In the meanwhile she has got to know about the strategy of the Khmer Rouge of separating families and creating new ones on the basis of their differences. She asks her dad if he was forced to marry her mother. He says he accepted the marriage because he felt sorry for the two sisters. There was no weddingceremony. A Khmer Rouge official just said they were married. After this conversation her dad collapses. The former head of the district gives him food, but Socheata don’t accept it for herself and rathers leaves. 

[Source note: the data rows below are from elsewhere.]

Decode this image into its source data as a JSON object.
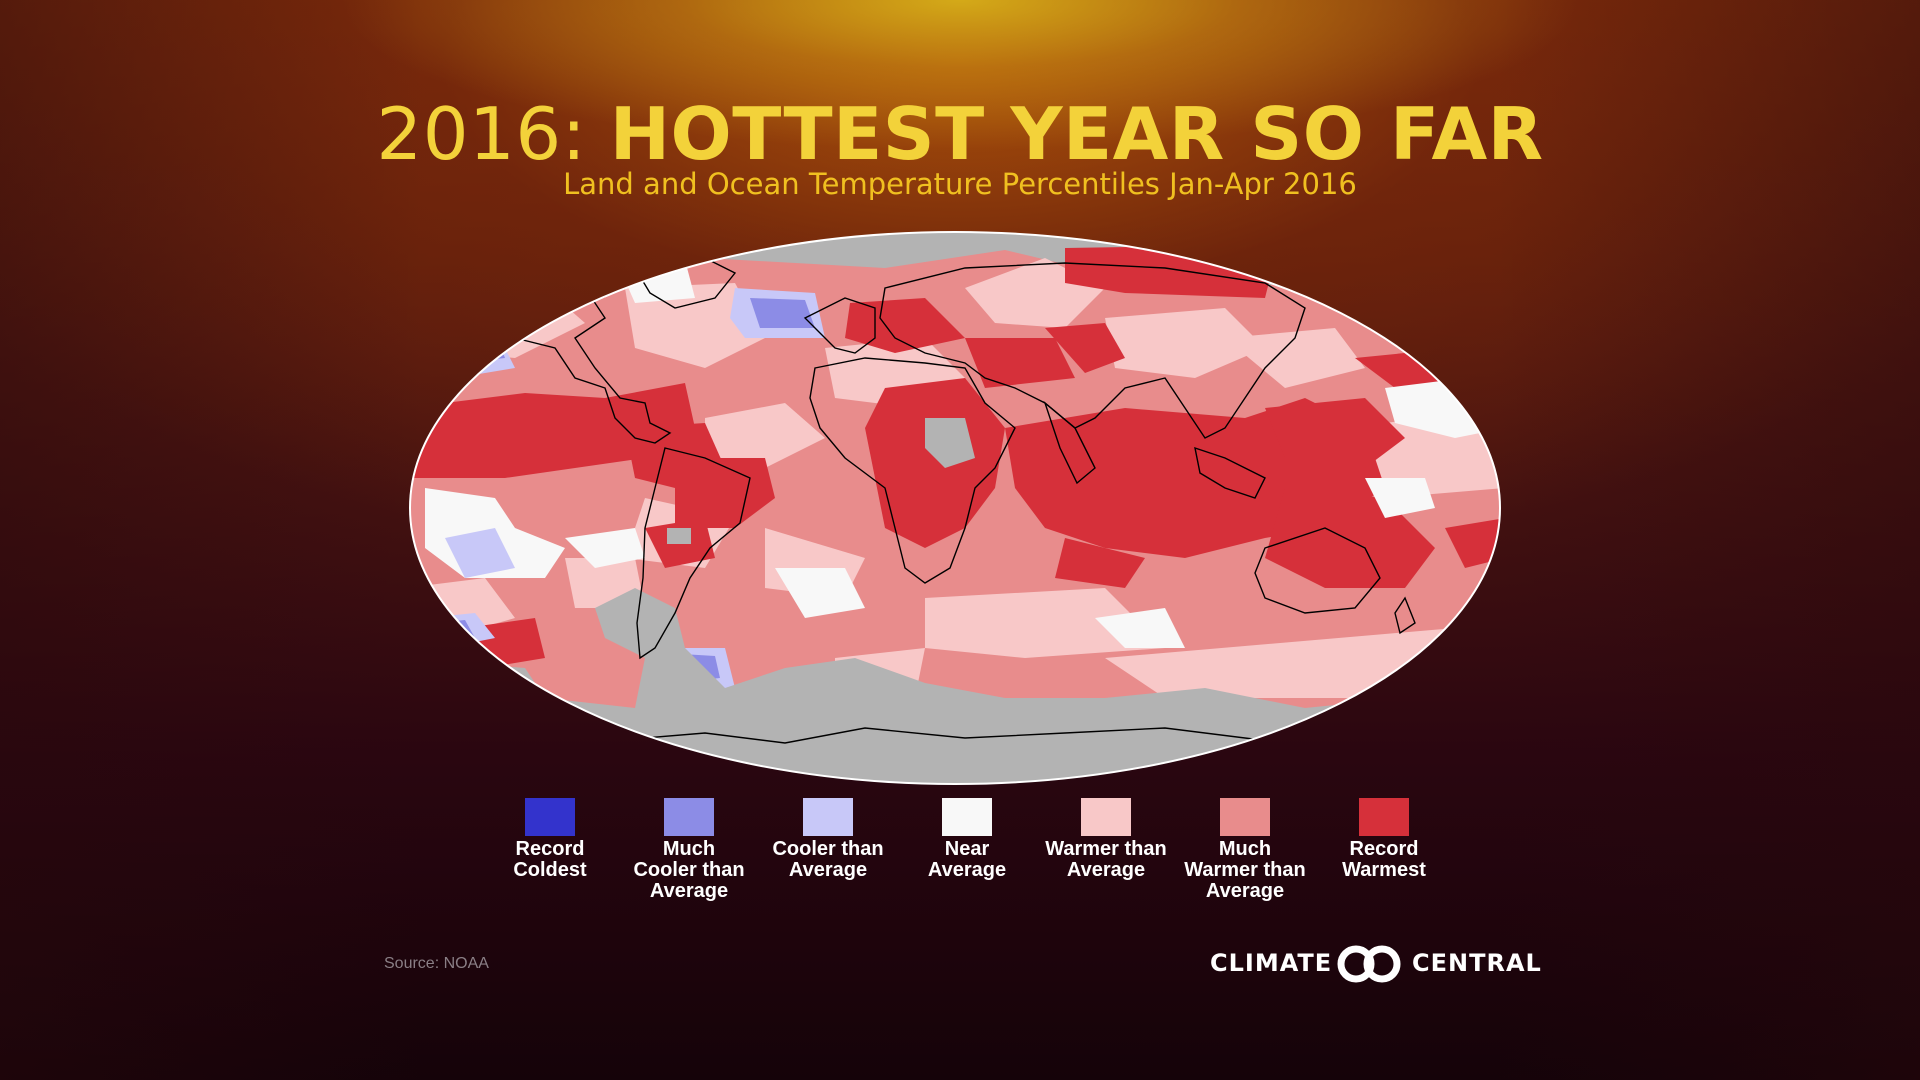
{
  "header": {
    "year": "2016:",
    "headline": "HOTTEST YEAR SO FAR",
    "subtitle": "Land and Ocean Temperature Percentiles Jan-Apr 2016"
  },
  "map": {
    "projection": "Robinson",
    "ocean_outline_color": "#ffffff",
    "no_data_color": "#b3b3b3",
    "coastline_color": "#000000"
  },
  "legend": [
    {
      "label": "Record Coldest",
      "lines": [
        "Record",
        "Coldest"
      ],
      "color": "#3333cc"
    },
    {
      "label": "Much Cooler than Average",
      "lines": [
        "Much",
        "Cooler than",
        "Average"
      ],
      "color": "#8c8ce6"
    },
    {
      "label": "Cooler than Average",
      "lines": [
        "Cooler than",
        "Average"
      ],
      "color": "#c8c8f8"
    },
    {
      "label": "Near Average",
      "lines": [
        "Near",
        "Average"
      ],
      "color": "#f8f8f8"
    },
    {
      "label": "Warmer than Average",
      "lines": [
        "Warmer than",
        "Average"
      ],
      "color": "#f8c8c8"
    },
    {
      "label": "Much Warmer than Average",
      "lines": [
        "Much",
        "Warmer than",
        "Average"
      ],
      "color": "#e88c8c"
    },
    {
      "label": "Record Warmest",
      "lines": [
        "Record",
        "Warmest"
      ],
      "color": "#d6303a"
    }
  ],
  "footer": {
    "source": "Source: NOAA",
    "logo_left": "CLIMATE",
    "logo_right": "CENTRAL"
  },
  "colors": {
    "title": "#f3d23a",
    "subtitle": "#f0c020"
  }
}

In 1979 her cousins were brought to a village where they found rice. They tell about it an moving way. Socheata’s parents started searching for them and found them by chance, while they were digging up potatoes. They walked all the way to the Thai border, while the mother was pregnant, through an area full of mines and dead bodies.

Socheata goes with her dad to the refugee camp but nothing is left there between small bambu trees. Her dad says their was no ceremony at her birth. Usually they wind a red thread around the wrist of the baby. Socheata says to her dad that he did good, though.

In a temple in Cambodia they have a birth ceremony for Socheata. ‘What would give you rest?’ she asks her parents. Pol Pot is dead, her mother says, while buying loads of dried fish. Back in Dallas they celebrate the marriage of her parents with cake. Her mother is grateful for what her second husband did for them.

The documentary is framed by sayings of the Khmer Rouge and animations replace memories. This brave and touching personal search won many awards, among them the Movies that Matter Award of the International Documentary Festival Amsterdam 2006.